Kembali kepada Alquran dan Sunnah bukan berarti menolak segala hal baru, yang timbul dari perkembangan manusia dan zamannya. Ya, agama islam memang sudah sempurna, tapi sempurna dalam arti bisa menyesuaikan dengan perkembangan zaman bukan?

Kembali ke alquran dan sunnah bukan berarti kembali kepada terjemahan Alquran dan hadis sahih hasan. Tidak sesederhana itu, Alquran perlu ditafsirkan, tafsir itu juga harus diajarkan, Ilmu Hadis perlu detail dijabarkan, sehingga jika ingin kembali kepada Alquran dan Sunnah, berarti harus kembali kepada para guru, kepada para ulama yang memang pakarnya, yang sanadnya jelas, bersambung sampai ke Nabi.

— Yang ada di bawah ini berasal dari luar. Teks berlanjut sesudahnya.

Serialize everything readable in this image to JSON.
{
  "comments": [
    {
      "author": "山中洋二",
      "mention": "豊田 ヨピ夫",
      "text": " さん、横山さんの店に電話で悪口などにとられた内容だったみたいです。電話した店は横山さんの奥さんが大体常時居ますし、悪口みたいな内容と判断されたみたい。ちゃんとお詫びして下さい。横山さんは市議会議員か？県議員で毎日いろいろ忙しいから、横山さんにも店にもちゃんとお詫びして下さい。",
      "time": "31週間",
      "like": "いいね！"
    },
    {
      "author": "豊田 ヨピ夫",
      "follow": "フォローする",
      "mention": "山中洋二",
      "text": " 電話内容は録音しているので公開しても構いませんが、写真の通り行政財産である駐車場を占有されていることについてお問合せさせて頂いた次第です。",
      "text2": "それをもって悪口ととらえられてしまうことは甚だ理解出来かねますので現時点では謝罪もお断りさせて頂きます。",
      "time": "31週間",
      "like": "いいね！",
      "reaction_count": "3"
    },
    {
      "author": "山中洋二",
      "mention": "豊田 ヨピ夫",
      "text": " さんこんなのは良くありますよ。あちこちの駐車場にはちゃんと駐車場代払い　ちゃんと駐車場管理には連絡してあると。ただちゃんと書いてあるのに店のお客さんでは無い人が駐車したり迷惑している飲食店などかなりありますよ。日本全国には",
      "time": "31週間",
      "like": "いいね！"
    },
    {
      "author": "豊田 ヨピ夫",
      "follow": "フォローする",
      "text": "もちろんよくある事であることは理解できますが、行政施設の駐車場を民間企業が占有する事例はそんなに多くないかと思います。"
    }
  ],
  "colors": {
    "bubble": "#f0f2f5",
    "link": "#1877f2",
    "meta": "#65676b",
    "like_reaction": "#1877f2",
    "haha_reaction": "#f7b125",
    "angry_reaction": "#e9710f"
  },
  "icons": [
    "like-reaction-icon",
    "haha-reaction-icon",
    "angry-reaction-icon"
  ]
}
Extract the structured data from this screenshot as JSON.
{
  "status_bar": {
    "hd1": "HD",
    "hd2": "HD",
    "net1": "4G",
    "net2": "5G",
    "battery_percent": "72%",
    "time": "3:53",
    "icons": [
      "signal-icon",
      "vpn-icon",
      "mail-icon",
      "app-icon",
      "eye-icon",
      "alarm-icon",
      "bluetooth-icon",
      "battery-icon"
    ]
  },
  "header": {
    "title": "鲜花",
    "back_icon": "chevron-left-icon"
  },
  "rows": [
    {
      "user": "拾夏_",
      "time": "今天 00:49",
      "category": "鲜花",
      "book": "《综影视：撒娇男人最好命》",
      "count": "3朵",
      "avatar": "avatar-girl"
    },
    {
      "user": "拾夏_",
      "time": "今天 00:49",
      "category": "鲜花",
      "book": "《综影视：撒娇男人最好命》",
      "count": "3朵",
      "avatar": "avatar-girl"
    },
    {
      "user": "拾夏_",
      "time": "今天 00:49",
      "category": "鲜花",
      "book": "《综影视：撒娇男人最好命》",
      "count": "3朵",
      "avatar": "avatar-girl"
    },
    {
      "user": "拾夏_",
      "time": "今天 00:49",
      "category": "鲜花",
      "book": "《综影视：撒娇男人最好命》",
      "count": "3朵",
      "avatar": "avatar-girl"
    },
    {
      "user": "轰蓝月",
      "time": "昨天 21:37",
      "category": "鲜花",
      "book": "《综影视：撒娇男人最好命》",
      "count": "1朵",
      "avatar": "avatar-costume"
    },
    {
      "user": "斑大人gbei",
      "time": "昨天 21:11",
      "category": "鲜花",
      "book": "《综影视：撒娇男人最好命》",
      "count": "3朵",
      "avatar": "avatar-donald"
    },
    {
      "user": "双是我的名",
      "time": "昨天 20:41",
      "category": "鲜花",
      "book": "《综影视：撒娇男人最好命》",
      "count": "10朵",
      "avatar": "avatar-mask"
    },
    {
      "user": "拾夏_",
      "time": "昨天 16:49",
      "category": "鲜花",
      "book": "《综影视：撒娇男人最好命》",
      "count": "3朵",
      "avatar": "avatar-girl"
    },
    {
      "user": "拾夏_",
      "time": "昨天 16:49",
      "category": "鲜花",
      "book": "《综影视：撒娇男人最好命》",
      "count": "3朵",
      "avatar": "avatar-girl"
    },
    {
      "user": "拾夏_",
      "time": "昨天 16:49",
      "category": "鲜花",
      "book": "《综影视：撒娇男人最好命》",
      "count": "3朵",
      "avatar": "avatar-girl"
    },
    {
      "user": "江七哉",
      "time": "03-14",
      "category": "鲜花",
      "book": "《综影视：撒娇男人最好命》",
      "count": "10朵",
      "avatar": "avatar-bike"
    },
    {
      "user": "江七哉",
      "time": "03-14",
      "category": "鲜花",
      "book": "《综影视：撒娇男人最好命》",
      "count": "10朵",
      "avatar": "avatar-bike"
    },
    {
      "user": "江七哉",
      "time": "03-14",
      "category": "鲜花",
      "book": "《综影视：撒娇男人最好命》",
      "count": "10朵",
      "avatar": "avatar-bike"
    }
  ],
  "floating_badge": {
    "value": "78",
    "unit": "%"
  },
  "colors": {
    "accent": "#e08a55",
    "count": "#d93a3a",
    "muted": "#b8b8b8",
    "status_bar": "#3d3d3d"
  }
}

Dan yang paling tersalah faham adalah, ketika sudah merasa paling Sunnah, lantas menunjuk Bid'ah, kafir dan sesat yang tidak sefaham dengan Alquran dan Sunnah versi sendiri.

Memang dimasyarakat kita masih banyak yang awam dan berlebihan-lebihan, seperti dalam berzirah kubur, fanatik buta pada seorang ulama, tasawuf kebatinan dan masih banyak lagi. Tapi bukan berarti kita harus menunjuk sesat, kafir, dan cap Ahlunnar kepada orang tersebut.


Apalagi dalam hal-hal khilafiah, dan amalan lain yang masih ada sandaran dalilnya, ini tentu akan semakin memecah barisan yang seharusnya bisa disatukan.

Baca Juga : Video Kajian lengkap Bid'ah dan Sunnah

Mungkinkan Aswaja dan Wahabi di satukan?


Perbedaan memang tidak bisa dielakkan, tapi bersama dalam perbedaan bukankah menjadikannya  lebih indah dan berwarna. Karna cita-cita kita pada dasarnya sama, kembali kepada Alquran dan Sunnah yang sesungguhnya.

Akan tetapi selama tududahan sesat, Kafir, Ahlu Bid'ah, Ahlunnar masih terus dilontarkan, maka perbedaan akan terus menjadi bencana.

Yang menyulut api, bertanggung jawab memadamkan bara.Yang memulai sudah sepantasnya maju untuk mengakhiri.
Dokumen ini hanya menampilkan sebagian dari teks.